Lucas nodded and Letty asked, “What’re you going to do?”

“I don’t know. I’ve got to think about it. I’m so freaked out I can’t think right now. This was like a freak shot, the guy was spraying the house. He shot the husband three times from four feet and didn’t kill him, but he hits Marcy once from forty feet and she’s gone. Ah, Jesus . . .”

Letty said, “You’ve got to find the guy who did it and take care of him. Personally.”

Weather said, “Letty, let it go.”

Letty said to Weather, “I’m not letting it go.” And to Lucas: “If you don’t settle this, get a hand in it, you’re going to be screwed up for a long time. First the Jones girls and now Marcy. Dad—”

Weather said, “Letty, shut up. Look: just shut up for now. We can talk about it later. Lucas, let’s go sit down.”

“I need to talk to the guys at Minneapolis,” Lucas said. “I need to talk to her partner, find out what happened.

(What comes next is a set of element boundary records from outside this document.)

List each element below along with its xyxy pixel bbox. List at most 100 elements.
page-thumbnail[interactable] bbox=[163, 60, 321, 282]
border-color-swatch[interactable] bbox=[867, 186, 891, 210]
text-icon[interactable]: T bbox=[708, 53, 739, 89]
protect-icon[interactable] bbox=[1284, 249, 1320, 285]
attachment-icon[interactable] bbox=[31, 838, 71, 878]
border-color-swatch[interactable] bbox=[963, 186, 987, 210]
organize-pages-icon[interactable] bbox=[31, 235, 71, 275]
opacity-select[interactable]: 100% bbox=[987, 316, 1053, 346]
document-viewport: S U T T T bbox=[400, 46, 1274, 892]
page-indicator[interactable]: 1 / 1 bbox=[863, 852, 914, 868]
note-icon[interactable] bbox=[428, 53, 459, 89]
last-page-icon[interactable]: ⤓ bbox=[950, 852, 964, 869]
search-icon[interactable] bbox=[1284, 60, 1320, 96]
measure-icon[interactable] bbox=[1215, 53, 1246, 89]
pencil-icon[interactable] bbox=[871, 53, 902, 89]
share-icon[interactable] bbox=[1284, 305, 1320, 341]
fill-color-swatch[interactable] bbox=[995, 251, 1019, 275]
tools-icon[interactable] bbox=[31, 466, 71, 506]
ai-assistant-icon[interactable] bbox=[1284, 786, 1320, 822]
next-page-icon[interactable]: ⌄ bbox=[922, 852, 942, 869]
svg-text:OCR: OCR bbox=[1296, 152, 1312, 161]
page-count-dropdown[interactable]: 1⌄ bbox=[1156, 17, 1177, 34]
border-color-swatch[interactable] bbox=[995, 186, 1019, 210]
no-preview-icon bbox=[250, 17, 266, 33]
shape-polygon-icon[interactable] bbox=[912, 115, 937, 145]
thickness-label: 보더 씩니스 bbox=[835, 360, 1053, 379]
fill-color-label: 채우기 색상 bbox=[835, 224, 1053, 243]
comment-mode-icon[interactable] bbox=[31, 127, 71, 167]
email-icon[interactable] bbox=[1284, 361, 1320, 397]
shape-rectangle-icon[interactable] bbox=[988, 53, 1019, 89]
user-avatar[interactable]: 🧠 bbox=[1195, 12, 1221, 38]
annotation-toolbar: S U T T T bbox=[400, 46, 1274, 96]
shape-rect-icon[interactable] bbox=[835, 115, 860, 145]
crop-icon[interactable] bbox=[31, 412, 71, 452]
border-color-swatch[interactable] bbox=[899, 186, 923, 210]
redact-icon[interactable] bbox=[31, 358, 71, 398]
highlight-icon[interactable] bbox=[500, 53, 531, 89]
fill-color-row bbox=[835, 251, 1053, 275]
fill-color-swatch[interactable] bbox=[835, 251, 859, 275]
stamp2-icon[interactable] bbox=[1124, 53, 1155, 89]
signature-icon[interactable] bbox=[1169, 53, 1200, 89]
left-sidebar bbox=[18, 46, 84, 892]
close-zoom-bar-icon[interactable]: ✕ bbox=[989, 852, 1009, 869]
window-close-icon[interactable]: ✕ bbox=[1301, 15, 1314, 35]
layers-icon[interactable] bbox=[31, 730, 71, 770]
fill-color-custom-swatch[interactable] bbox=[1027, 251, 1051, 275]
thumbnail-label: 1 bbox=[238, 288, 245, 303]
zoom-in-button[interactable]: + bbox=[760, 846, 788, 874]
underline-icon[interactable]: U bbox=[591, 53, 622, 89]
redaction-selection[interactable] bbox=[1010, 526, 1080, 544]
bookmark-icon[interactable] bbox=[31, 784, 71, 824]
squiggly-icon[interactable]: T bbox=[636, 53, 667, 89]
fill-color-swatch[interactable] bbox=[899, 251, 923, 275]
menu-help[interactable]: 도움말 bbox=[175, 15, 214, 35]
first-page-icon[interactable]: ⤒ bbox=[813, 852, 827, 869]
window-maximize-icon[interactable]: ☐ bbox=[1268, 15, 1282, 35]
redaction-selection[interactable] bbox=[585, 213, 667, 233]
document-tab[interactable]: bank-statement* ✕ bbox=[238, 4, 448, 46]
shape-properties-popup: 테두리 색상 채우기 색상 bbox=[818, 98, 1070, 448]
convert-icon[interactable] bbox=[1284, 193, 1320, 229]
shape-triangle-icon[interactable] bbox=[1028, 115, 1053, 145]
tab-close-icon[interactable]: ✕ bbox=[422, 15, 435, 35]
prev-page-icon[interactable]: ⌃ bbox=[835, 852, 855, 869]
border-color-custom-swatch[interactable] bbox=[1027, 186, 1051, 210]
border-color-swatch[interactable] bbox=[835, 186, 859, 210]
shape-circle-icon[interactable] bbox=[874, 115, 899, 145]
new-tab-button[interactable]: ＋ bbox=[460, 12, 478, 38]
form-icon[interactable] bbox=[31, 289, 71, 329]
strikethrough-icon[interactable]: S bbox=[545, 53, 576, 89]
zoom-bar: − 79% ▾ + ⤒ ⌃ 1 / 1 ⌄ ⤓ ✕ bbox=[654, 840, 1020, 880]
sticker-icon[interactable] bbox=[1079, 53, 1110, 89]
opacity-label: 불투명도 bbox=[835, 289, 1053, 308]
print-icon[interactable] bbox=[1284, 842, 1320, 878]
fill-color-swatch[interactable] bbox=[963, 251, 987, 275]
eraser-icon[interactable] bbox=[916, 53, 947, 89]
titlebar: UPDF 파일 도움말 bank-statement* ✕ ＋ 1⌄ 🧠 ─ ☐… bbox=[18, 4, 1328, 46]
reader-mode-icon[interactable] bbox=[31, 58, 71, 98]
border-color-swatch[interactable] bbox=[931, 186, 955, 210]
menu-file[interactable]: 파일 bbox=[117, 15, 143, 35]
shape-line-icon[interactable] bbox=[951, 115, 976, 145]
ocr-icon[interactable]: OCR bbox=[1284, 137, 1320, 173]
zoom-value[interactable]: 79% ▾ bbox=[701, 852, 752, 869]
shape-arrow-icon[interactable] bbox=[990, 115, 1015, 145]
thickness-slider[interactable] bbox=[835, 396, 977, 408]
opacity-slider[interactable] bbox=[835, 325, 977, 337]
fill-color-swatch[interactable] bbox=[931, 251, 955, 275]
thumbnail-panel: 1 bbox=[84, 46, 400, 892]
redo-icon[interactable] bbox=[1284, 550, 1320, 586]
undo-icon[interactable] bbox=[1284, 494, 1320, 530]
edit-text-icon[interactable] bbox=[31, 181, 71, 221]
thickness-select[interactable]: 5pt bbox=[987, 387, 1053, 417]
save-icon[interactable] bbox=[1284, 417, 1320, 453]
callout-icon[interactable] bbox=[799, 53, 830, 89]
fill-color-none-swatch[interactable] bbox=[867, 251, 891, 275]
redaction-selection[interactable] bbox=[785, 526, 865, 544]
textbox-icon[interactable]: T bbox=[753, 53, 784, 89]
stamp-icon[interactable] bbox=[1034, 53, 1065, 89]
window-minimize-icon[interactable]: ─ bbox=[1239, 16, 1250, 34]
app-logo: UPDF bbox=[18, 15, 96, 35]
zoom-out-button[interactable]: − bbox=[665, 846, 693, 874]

I’ve got enough to find this guy, and now we’ve got DNA on him.”

“You’re not going to do any of that tonight,” Weather said. “Come on. I’ve got some hot dogs hidden away. We’ll get something to eat . . . you need to think.”

“All right,” he said. “Gotta think.” He put his arms around the shoulders of both women, and they walked into the house.